What is MACD Indicator used in Forex Trading?
The MACD indicator or Moving Average Convergence Divergence indicator is a tool used in forex analysis. Though MACD indicator is one of the most valuable forex tools in technical analysis not many traders are utilizing it to the full extend. This is mainly because many traders often assume that MACD indicator is a complicated tool which is difficult to use. The truth though is that if you can spend some time to learn and understand this useful forex tool, you will be able to trade a lot better and make more profits.
The MACD Analysis
The name Moving Average Convergence Divergence might sound rather complex and sadly most people don’t even try to learn about this currency trading tool because of this complicated name. So new traders often prefer automated forex trading software programs like FAP Turbo or Forex Megadroid instead of utilizing a forex signal service like Forex Ambush and analyzing it with forex tools like MACD indicator. Even though these forex software can make you money, a solid manual trading system (see Forex Confidante Review and LMT Forex Formula) coupled with good technical analysis is the key to big profits.
Similar to most forex tools, MCAD indicator can identify and alert us when a new trend is forming, so that you can get in on it and make money. The MACD indicator accomplishes this by plotting the correlation between two moving averages.
The MACD settings are normally expressed as three numbers. Usually you might see 14,28,9.

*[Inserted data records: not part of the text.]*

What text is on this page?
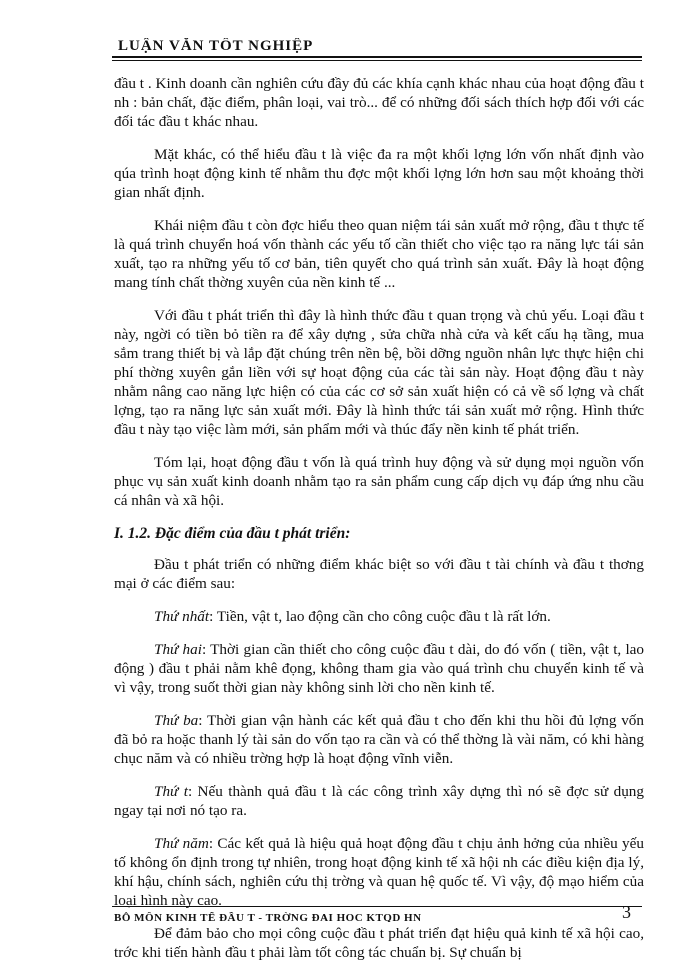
LUẬN VĂN TỐT NGHIỆP

đầu t . Kinh doanh cần nghiên cứu đầy đủ các khía cạnh khác nhau của hoạt động đầu t nh : bản chất, đặc điểm, phân loại, vai trò... để có những đối sách thích hợp đối với các đối tác đầu t khác nhau.

Mặt khác, có thể hiểu đầu t là việc đa ra một khối lợng lớn vốn nhất định vào qúa trình hoạt động kinh tế nhằm thu đợc một khối lợng lớn hơn sau một khoảng thời gian nhất định.

Khái niệm đầu t còn đợc hiểu theo quan niệm tái sản xuất mở rộng, đầu t thực tế là quá trình chuyển hoá vốn thành các yếu tố cần thiết cho việc tạo ra năng lực tái sản xuất, tạo ra những yếu tố cơ bản, tiên quyết cho quá trình sản xuất. Đây là hoạt động mang tính chất thờng xuyên của nền kinh tế ...

Với đầu t phát triển thì đây là hình thức đầu t quan trọng và chủ yếu. Loại đầu t này, ngời có tiền bỏ tiền ra để xây dựng , sửa chữa nhà cửa và kết cấu hạ tầng, mua sắm trang thiết bị và lắp đặt chúng trên nền bệ, bồi dỡng nguồn nhân lực thực hiện chi phí thờng xuyên gắn liền với sự hoạt động của các tài sản này. Hoạt động đầu t này nhằm nâng cao năng lực hiện có của các cơ sở sản xuất hiện có cả về số lợng và chất lợng, tạo ra năng lực sản xuất mới. Đây là hình thức tái sản xuất mở rộng. Hình thức đầu t này tạo việc làm mới, sản phẩm mới và thúc đẩy nền kinh tế phát triển.

Tóm lại, hoạt động đầu t vốn là quá trình huy động và sử dụng mọi nguồn vốn phục vụ sản xuất kinh doanh nhằm tạo ra sản phẩm cung cấp dịch vụ đáp ứng nhu cầu cá nhân và xã hội.

I. 1.2. Đặc điểm của đầu t phát triển:

Đầu t phát triển có những điểm khác biệt so với đầu t tài chính và đầu t thơng mại ở các điểm sau:

Thứ nhất: Tiền, vật t, lao động cần cho công cuộc đầu t là rất lớn.

Thứ hai: Thời gian cần thiết cho công cuộc đầu t dài, do đó vốn ( tiền, vật t, lao động ) đầu t phải nằm khê đọng, không tham gia vào quá trình chu chuyển kinh tế và vì vậy, trong suốt thời gian này không sinh lời cho nền kinh tế.

Thứ ba: Thời gian vận hành các kết quả đầu t cho đến khi thu hồi đủ lợng vốn đã bỏ ra hoặc thanh lý tài sản do vốn tạo ra cần và có thể thờng là vài năm, có khi hàng chục năm và có nhiều trờng hợp là hoạt động vĩnh viễn.

Thứ t: Nếu thành quả đầu t là các công trình xây dựng thì nó sẽ đợc sử dụng ngay tại nơi nó tạo ra.

Thứ năm: Các kết quả là hiệu quả hoạt động đầu t chịu ảnh hởng của nhiều yếu tố không ổn định trong tự nhiên, trong hoạt động kinh tế xã hội nh các điều kiện địa lý, khí hậu, chính sách, nghiên cứu thị trờng và quan hệ quốc tế. Vì vậy, độ mạo hiểm của loại hình này cao.

Để đảm bảo cho mọi công cuộc đầu t phát triển đạt hiệu quả kinh tế xã hội cao, trớc khi tiến hành đầu t phải làm tốt công tác chuẩn bị. Sự chuẩn bị

BỘ MÔN KINH TẾ ĐẦU T - TRỜNG ĐẠI HỌC KTQD HN	3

The first two numbers (14 and 28) indicate the number of periods used to calculate two moving averages. The faster moving average line, which is often green on the chart, measures the moving average of the difference between the 14 period and the 28 period moving averages.

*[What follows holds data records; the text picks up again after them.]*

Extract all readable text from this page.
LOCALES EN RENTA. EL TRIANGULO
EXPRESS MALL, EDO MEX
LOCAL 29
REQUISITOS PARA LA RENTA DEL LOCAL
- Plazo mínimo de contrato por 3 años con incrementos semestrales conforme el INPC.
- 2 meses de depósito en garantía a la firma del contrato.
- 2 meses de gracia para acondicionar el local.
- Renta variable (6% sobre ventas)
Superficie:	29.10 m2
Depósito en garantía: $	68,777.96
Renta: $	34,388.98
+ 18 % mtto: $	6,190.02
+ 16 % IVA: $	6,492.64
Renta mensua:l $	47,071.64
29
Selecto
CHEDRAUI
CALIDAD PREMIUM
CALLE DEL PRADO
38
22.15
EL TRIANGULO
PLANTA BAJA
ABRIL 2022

The slower moving average line is often indicated by red color on the chart. This red line plots the average of the last 9 (or whatever is the third number) periods of the faster moving average line. It generally shows smoother curves since its effect is to smooth out the fast moving average line.
Traders using forex technical analysis often make the mistake of assuming that the first number on the MACD indicator (14 in this example) relates to the faster moving average line, the second number (28) relates to the slower moving average line and the third number (9) relates to the histogram at the bottom of the chart. That is not right.

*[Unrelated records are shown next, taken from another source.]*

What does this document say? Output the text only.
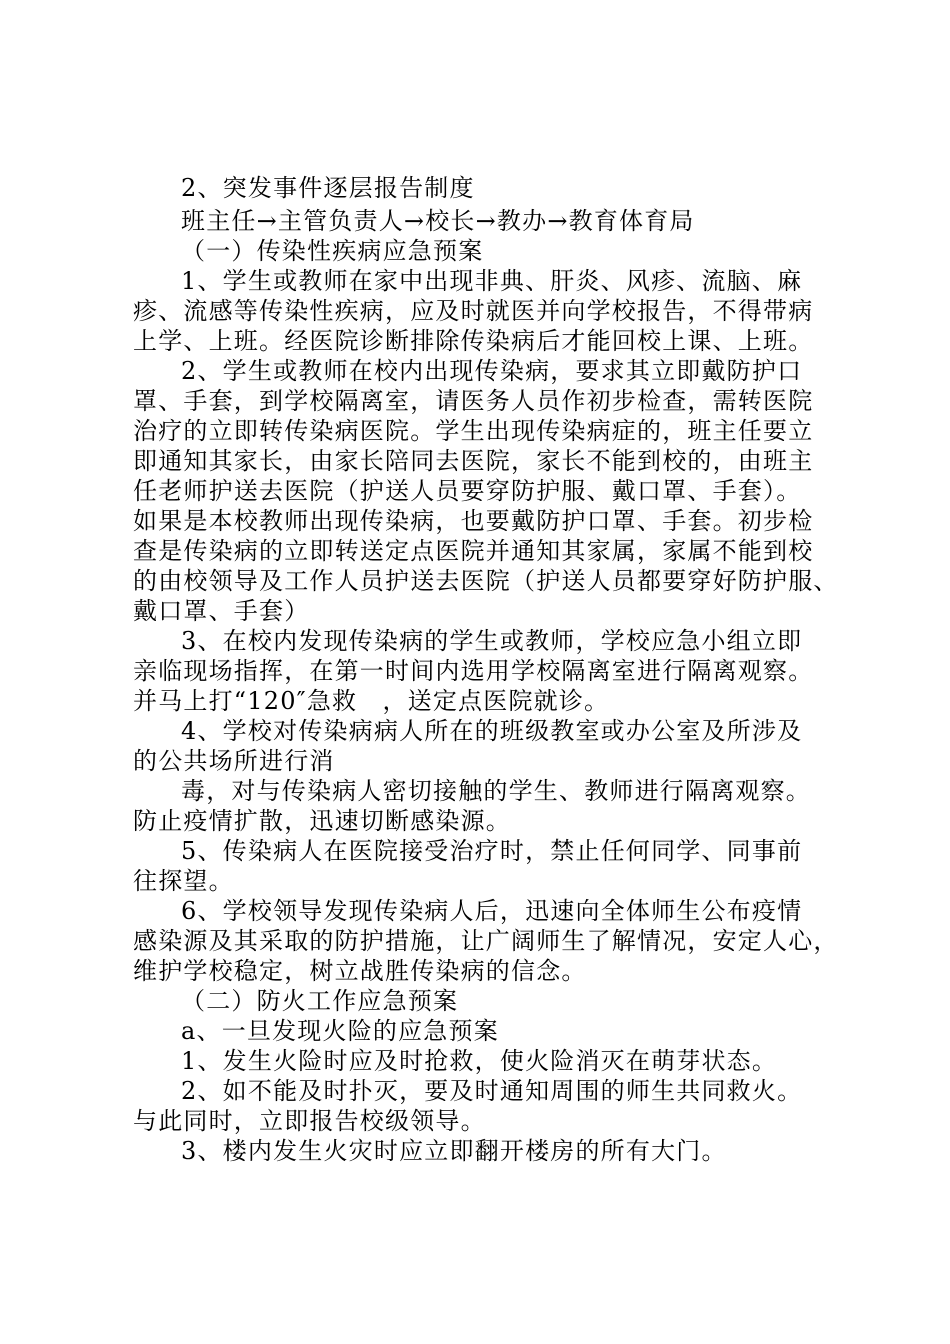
2、突发事件逐层报告制度
班主任→主管负责人→校长→教办→教育体育局
（一）传染性疾病应急预案
1、学生或教师在家中出现非典、肝炎、风疹、流脑、麻
疹、流感等传染性疾病，应及时就医并向学校报告，不得带病
上学、上班。经医院诊断排除传染病后才能回校上课、上班。
2、学生或教师在校内出现传染病，要求其立即戴防护口
罩、手套，到学校隔离室，请医务人员作初步检查，需转医院
治疗的立即转传染病医院。学生出现传染病症的，班主任要立
即通知其家长，由家长陪同去医院，家长不能到校的，由班主
任老师护送去医院（护送人员要穿防护服、戴口罩、手套）。
如果是本校教师出现传染病，也要戴防护口罩、手套。初步检
查是传染病的立即转送定点医院并通知其家属，家属不能到校
的由校领导及工作人员护送去医院（护送人员都要穿好防护服、
戴口罩、手套）
3、在校内发现传染病的学生或教师，学校应急小组立即
亲临现场指挥，在第一时间内选用学校隔离室进行隔离观察。
并马上打“120″急救　，送定点医院就诊。
4、学校对传染病病人所在的班级教室或办公室及所涉及
的公共场所进行消
毒，对与传染病人密切接触的学生、教师进行隔离观察。
防止疫情扩散，迅速切断感染源。
5、传染病人在医院接受治疗时，禁止任何同学、同事前
往探望。
6、学校领导发现传染病人后，迅速向全体师生公布疫情
感染源及其采取的防护措施，让广阔师生了解情况，安定人心，
维护学校稳定，树立战胜传染病的信念。
（二）防火工作应急预案
a、一旦发现火险的应急预案
1、发生火险时应及时抢救，使火险消灭在萌芽状态。
2、如不能及时扑灭，要及时通知周围的师生共同救火。
与此同时，立即报告校级领导。
3、楼内发生火灾时应立即翻开楼房的所有大门。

MACD -Divergence and Convergence
The histogram that measures convergence and divergence is the series of blocks stretching above and below an axis near the bottom of the chart. This basically records the difference between the quicker and slower moving averages.
When the two moving averages detach from each other (diverge), the blocks of the histogram will become longer. As they get closer (converge), the blocks turn out to be shorter. If these two lines cross, the blocks of the histogram will change from stretching above the line to falling below it or vice-versa.
Thus the histogram indicates the convergence and divergence of the two moving averages. Hence this forex technical analysis tool is called the MACD indicator or Moving Average Convergence Divergence indicator.